The impact of the pandemic and declining gas sales, combined with the slow take off of the lithium sector, are the main factors behind the current foreign currency shortage, jeopardizing the funding required for the substantial fuel subsidies that the Bolivian government provides. A potential cut in these subsidies, combined with rising inflation and the scarcity of certain products, would be a disastrous scenario for the Bolivian economy and the popularity of Arce’s government, which dropped to 18 percent in June.
An Uncertain Future
MAS is currently in disarray: it lacks a clear candidate, and a legal battle for control of the party’s name for the 2025 elections could ensue. The situation is so chaotic that even the regular organization of the legally mandated primaries for political parties to select their candidates is not guaranteed.
Zúñiga’s coup attempt might increase popular sympathy for Arce in the short term. However, it will not prompt the reconciliation that MAS and the entire country desperately need. The only good news for the Left is that its conservative rivals are also in poor shape.
The conservative and liberal political elite’s support for the 2019 civic-military coup ended up delegitimizing the opposition, which has never been able to build a solid and attractive alternative to MAS. Today Áñez and Luis Fernando Camacho, one of her main supporters, are imprisoned for their participation in the 2019 insurrection, and traditional parties have failed to build new leaderships capable of attracting majority social support.
The only certainty is that the era of economic growth and social progress that followed Evo Morales’s election in 2005 as Bolivia’s first indigenous president has come to an end.

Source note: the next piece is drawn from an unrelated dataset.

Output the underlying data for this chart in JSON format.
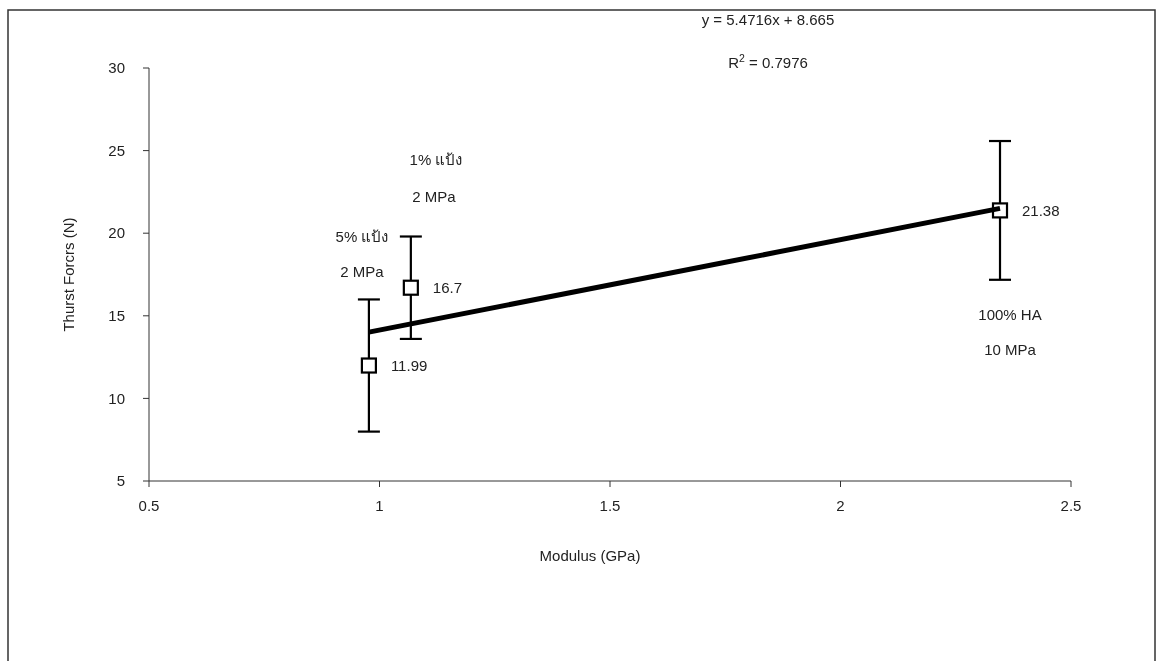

The Andean country, one of the poorest in South America, seems condemned to a long period of political instability and economic fragility, which might force the next government, regardless of its political orientation, to implement budget cuts. The future prospects appear bleak for a country that for many years inspired the region’s left for its ability to overcome neoliberalism and deliver justice to the indigenous majority after centuries of structural racism.
Pablo Castaño is a freelance journalist and political scientist. He holds a PhD in Politics from the Autonomous University of Barcelona and has written for Ctxt, Público, Regards, and the Independent.